Importance of miR-181a for T cell central tolerance. (a) Experimental setup: E16 B10.BR FTOC were established and 1 d later were treated with antagomir 181a (35 μg/ml) or antagomir with a ‘scrambled’ seed region (mock treatment); after 6–7 total days of culture, T cells were dissociated and washed and then incubated with B10.BR (syngeneic) splenic APCs for an additional 4–5 d, then cells were stained for CD4, CD8 and CD69 and analyzed by flow cytometry (top right) and supernatants were collected for assessment of cytokine concentrations (bottom right). (b) CD69 profiles of CD4⁺ T cells from FTOCs treated with antagomir with a ‘scrambled’ seed region (Mock) or with miR-181a-specific antagomir (Antag 181). Numbers above bracketed lines indicate percent CD69⁺ cells. Data are representative of two independent experiments. (c) Fluorescence–based cytometric bead array of cytokines in supernatants from the cultures in b. Each symbol represents an individual sample; small horizontal lines indicate the mean. Data are representative of two independent experiments, each in triplicate.

Figure 4

Negative selection threshold set by miR-181a. Flow cytometry of cells from E16 5C.C7 TCRβ-transgenic FTOC (established as described in Fig. 3a) cultured for 7 d with antagomir 181a (35 μg/ml) or antagomir with a ‘scrambled’ seed region (Mock), then dissociated and washed and incubated for 4 d with B10.BR splenic APCs with or without 5 μM ATPase 11c peptide (a,b) or GP peptide (c,d) and then stained for CD4, CD8 and TCRβ and with ATPase–I-E^k tetramer (a,b) or GP–I-E^k tetramer (c,d). (a,c) Tetramer-positive (Tet⁺) T cells. Each symbol represents an independent experiment; small horizontal lines indicate the mean. (b,d) TCRβ and tetramer profiles of CD4⁺ T cells.

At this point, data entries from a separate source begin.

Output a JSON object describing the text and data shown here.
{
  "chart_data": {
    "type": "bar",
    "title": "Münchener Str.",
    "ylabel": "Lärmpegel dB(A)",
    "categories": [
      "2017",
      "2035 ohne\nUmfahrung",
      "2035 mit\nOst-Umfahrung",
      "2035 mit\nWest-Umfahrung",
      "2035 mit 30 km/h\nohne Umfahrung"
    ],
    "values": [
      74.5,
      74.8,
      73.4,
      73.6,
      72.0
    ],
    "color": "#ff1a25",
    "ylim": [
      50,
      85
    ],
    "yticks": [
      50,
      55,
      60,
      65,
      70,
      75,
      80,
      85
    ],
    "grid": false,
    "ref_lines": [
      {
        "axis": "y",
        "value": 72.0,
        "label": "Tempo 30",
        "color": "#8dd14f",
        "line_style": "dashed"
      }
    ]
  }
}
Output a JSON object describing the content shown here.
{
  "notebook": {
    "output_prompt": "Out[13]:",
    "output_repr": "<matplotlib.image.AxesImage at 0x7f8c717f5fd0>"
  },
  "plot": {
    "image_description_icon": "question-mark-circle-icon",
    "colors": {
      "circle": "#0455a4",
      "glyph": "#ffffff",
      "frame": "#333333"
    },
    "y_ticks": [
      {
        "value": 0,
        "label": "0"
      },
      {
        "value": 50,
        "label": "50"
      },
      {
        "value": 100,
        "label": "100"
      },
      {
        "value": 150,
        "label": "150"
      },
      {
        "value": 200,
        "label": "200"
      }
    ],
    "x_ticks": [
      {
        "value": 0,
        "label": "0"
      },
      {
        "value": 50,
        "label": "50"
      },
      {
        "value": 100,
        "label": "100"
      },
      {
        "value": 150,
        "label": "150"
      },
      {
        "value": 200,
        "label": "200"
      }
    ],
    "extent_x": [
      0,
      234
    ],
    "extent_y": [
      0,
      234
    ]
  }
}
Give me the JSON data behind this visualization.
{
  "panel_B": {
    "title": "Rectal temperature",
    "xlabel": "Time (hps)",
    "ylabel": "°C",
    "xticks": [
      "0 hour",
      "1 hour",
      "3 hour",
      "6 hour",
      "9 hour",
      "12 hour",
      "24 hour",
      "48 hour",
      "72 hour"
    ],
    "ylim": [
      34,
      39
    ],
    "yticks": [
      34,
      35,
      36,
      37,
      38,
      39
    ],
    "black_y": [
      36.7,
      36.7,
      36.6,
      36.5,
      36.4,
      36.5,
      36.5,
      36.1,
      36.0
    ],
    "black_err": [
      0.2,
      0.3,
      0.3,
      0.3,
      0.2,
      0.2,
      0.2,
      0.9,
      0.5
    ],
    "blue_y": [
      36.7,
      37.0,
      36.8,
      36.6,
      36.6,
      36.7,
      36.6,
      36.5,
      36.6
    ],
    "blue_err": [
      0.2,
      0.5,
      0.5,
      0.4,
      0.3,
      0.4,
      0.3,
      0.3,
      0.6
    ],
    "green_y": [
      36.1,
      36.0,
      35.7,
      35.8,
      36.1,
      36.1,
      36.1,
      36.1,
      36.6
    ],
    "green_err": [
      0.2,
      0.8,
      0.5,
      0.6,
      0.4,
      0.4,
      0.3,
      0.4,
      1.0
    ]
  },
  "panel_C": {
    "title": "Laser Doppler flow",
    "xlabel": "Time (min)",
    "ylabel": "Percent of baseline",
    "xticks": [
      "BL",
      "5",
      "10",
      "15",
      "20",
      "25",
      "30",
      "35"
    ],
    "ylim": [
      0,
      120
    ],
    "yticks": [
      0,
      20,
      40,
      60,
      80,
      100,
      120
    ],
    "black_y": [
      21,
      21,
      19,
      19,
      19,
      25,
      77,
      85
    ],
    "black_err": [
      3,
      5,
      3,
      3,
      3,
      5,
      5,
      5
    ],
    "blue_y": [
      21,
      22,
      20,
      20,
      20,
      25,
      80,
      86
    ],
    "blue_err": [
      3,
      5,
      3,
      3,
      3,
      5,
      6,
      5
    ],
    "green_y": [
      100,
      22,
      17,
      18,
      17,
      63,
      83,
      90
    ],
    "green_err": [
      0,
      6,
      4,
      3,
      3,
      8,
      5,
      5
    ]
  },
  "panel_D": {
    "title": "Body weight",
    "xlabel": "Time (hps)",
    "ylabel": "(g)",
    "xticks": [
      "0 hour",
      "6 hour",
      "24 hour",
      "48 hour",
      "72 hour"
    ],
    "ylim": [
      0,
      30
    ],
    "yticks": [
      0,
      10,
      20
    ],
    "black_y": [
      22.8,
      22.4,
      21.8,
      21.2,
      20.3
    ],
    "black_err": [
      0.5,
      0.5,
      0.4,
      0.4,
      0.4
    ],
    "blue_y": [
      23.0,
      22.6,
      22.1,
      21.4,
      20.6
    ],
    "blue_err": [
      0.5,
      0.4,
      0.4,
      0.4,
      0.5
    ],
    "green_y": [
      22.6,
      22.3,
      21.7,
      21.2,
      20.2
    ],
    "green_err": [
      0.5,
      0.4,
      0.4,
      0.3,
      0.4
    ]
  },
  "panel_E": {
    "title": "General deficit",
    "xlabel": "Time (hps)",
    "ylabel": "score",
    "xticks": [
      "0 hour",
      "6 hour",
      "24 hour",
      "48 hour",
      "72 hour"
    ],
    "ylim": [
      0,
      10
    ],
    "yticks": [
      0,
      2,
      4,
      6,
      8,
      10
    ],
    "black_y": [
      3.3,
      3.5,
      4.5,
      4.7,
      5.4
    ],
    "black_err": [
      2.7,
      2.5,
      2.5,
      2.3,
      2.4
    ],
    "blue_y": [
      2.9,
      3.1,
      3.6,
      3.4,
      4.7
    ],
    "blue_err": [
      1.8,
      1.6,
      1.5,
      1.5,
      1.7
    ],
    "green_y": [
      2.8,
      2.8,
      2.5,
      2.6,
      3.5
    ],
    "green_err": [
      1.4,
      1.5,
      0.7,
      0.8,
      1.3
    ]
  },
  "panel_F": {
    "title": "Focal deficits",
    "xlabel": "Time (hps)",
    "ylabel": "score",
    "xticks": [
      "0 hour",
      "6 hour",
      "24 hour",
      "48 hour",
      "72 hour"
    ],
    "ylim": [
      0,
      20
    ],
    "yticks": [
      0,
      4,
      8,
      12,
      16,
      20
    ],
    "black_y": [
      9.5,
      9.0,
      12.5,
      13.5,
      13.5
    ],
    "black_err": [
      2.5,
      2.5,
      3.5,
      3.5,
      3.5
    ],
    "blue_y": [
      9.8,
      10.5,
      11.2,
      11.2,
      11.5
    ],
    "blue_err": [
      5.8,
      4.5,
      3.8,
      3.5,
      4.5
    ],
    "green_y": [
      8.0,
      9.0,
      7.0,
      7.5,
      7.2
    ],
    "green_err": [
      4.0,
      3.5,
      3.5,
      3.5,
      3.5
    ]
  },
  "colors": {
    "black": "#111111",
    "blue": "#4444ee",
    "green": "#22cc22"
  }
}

Numbers in or adjacent to outlined areas indicate percent tetramer-positive cells among total CD4⁺ T cells. Data are representative of four experiments (ATPase 11c tetramer) or two experiments (GP tetramer).

Figure 5

Thymocytes downregulate miR-181a in response to selection signals. (a) Quantitative real-time PCR analysis of mature miR-181a in lysates of 5C.C7 Ii-deficient thymocytes allowed to interact for 1 h with plate-bound MCC–I-E^k or GP–I-E^k complexes or with no protein. Results are presented relative to expression in response to no protein, set as 100. Data represent two independent experiments (error bars, s.d.). (b) Quantitative real-time PCR analysis of miR-181a in DP 5C.C7 TCR–transgenic Ii-deficient thymocytes (5C.C7 Ii-KO) and 5C.C7 TCR–transgenic B10.BR thymocytes (5C.C7 B10.BR). Results are presented relative to expression in 5C.C7 Ii-KO thymocytes, set as 100. Data represent two independent experiments (error bars, s.d.).